We could have used `np.einsum('ik,jk', x, x)` to perform the matrix multiplication, but we chose `np.dot(x, x.T)` instead. This is because `np.dot` is a very sophisticated too, plus it uses OpenMP threads. This results in a very fast execution.

You are wellcome to time them and look at the `top` command to see how `np.dot` uses multiple OpenMP threads.

In [None]:
xy = np.dot(x, x.T)
xy.shape

Now, considering that the reason we are using `np.einsum` is to get rid of the loops, why didn't we use something like `(x*x).sum(axis=1)`? Let's run the next cell comparing them:

In [None]:
# let's use a larger array for timing the function calls
nsamples = 1000
nfeat = 300

x = 10. * np.random.random([nsamples, nfeat])

# it gives the same result
np.abs(np.einsum('ij,ij->i', x, x) - (x*x).sum(axis=1)).max()
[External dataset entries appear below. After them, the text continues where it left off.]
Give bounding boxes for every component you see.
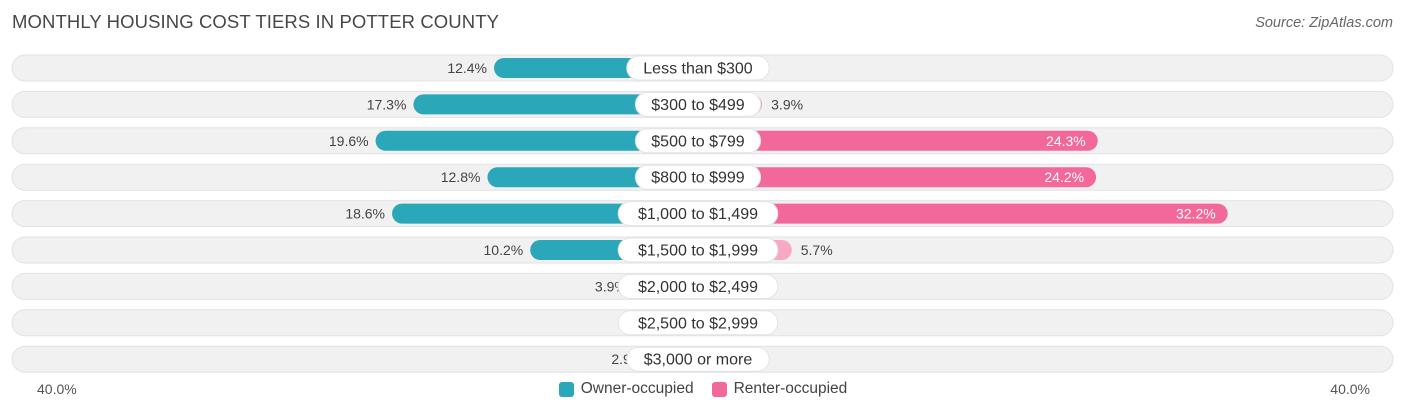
category-pill xyxy=(634,164,762,190)
category-label: $800 to $999 xyxy=(651,170,745,187)
value-label-renter: 24.2% xyxy=(1044,169,1084,185)
category-label: $1,500 to $1,999 xyxy=(638,243,758,260)
category-label: $2,500 to $2,999 xyxy=(638,315,758,332)
value-label-owner: 10.2% xyxy=(484,242,524,258)
category-pill xyxy=(634,128,762,154)
bar-renter-occupied xyxy=(698,203,1228,224)
chart-row: 17.3% 3.9% $300 to $499 xyxy=(11,90,1394,118)
chart-row: 12.8% 24.2% $800 to $999 xyxy=(11,163,1394,191)
value-label-owner: 19.6% xyxy=(329,133,369,149)
category-pill xyxy=(617,201,779,227)
legend: Owner-occupied Renter-occupied xyxy=(0,380,1406,398)
category-label: $2,000 to $2,499 xyxy=(638,279,758,296)
value-label-renter: 24.3% xyxy=(1046,133,1086,149)
legend-swatch-owner xyxy=(558,381,574,397)
source-label: Source: ZipAtlas.com xyxy=(1255,15,1393,31)
legend-item-renter: Renter-occupied xyxy=(711,380,848,398)
legend-label-owner: Owner-occupied xyxy=(580,380,694,397)
value-label-owner: 17.3% xyxy=(367,96,407,112)
legend-label-renter: Renter-occupied xyxy=(733,380,848,397)
axis-right-label: 40.0% xyxy=(1330,381,1370,397)
category-pill xyxy=(617,310,779,336)
legend-item-owner: Owner-occupied xyxy=(558,380,694,398)
value-label-owner: 18.6% xyxy=(345,206,385,222)
category-label: $300 to $499 xyxy=(651,97,745,114)
category-pill xyxy=(626,55,770,81)
category-label: $500 to $799 xyxy=(651,133,745,150)
chart-row: 3.9%1.1%$2,000 to $2,499 xyxy=(11,272,1394,300)
value-label-renter: 32.2% xyxy=(1176,206,1216,222)
category-label: $3,000 or more xyxy=(644,352,753,369)
value-label-owner: 12.4% xyxy=(447,60,487,76)
bar-owner-occupied xyxy=(413,94,698,115)
chart-row: 2.3%0.64%$2,500 to $2,999 xyxy=(11,309,1394,337)
axis-left-label: 40.0% xyxy=(37,381,77,397)
category-pill xyxy=(634,91,762,117)
legend-swatch-renter xyxy=(711,381,727,397)
chart-row: 10.2% 5.7% $1,500 to $1,999 xyxy=(11,236,1394,264)
chart-row: 19.6% 24.3% $500 to $799 xyxy=(11,127,1394,155)
category-pill xyxy=(626,346,770,372)
chart-row: 12.4%1.7%Less than $300 xyxy=(11,54,1394,82)
value-label-renter: 3.9% xyxy=(771,96,803,112)
bar-renter-occupied xyxy=(698,130,1098,151)
category-pill xyxy=(617,237,779,263)
value-label-renter: 5.7% xyxy=(801,242,833,258)
category-pill xyxy=(617,273,779,299)
category-label: $1,000 to $1,499 xyxy=(638,206,758,223)
category-label: Less than $300 xyxy=(643,61,753,78)
chart-row: 2.9%0.91%$3,000 or more xyxy=(11,345,1394,373)
chart-row: 18.6% 32.2% $1,000 to $1,499 xyxy=(11,200,1394,228)
bar-owner-occupied xyxy=(375,130,698,151)
chart-title: MONTHLY HOUSING COST TIERS IN POTTER COU… xyxy=(12,11,500,32)
value-label-owner: 12.8% xyxy=(441,169,481,185)
bar-renter-occupied xyxy=(698,167,1097,188)
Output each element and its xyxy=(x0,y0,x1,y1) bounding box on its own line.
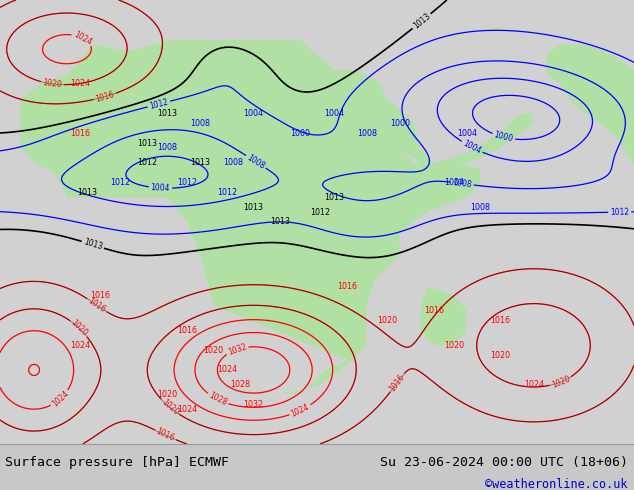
Text: 1024: 1024 xyxy=(177,405,197,414)
Text: 1016: 1016 xyxy=(70,129,90,138)
Text: 1016: 1016 xyxy=(90,292,110,300)
Text: 1024: 1024 xyxy=(524,380,544,389)
Text: 1000: 1000 xyxy=(290,129,310,138)
Text: 1004: 1004 xyxy=(324,109,344,118)
Text: 1028: 1028 xyxy=(230,380,250,389)
Text: Su 23-06-2024 00:00 UTC (18+06): Su 23-06-2024 00:00 UTC (18+06) xyxy=(380,456,628,469)
Text: 1024: 1024 xyxy=(50,389,70,409)
Text: 1000: 1000 xyxy=(493,130,514,144)
Text: 1004: 1004 xyxy=(444,178,464,187)
Text: 1016: 1016 xyxy=(491,316,510,325)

# but it's not as fast as `np.einsum`
%timeit np.einsum('ij,ij->i', x, x)
%timeit (x*x).sum(axis=1)

Doing a reduction with the ufunc `np.add` is also slower than `np.einsum`

In [None]:
%timeit np.add.reduce(x*x, axis=1)

Finally, let's time both implementations and check that they give the same result!

In [None]:
def euclidean_broadcast(x, y):
    diff = x[:, np.newaxis, :] - y[np.newaxis, :, :]
    return (diff * diff).sum(axis=2)

In [None]:
def euclidean_trick(x, y):
    x2 = np.einsum('ij,ij->i', x, x)[:, np.newaxis]
    y2 = np.einsum('ij,ij->i', y, y)[np.newaxis, :]
    xy = np.dot(x, y.T)
    return np.abs(x2 + y2 - 2. * xy)

In [None]:
nsamples = 2000
nfeat = 50

x = 10. * np.random.random([nsamples, nfeat])

%timeit euclidean_broadcast(x, x)
%timeit euclidean_trick(x, x)

In [None]:
np.abs(euclidean_broadcast(x, x) - euclidean_trick(x, x)).max()

<mark> Question </mark> Change the implementation of `euclidean_broadcast` function to make faster using `einsum` to do the final sum. How much is the speed up? Compare it with both the original `euclidean_broadcast` and `euclidean_trick`. Check that the result is the same!

# Conclusions

The main points to take from this notebook are:
  * NumPy is all about vectorization. Loops in python must be avoided.
  * Always consider different vectorized implementations and compare them.
  * Even within NumPy, some functions might bring a more significant speedup than others.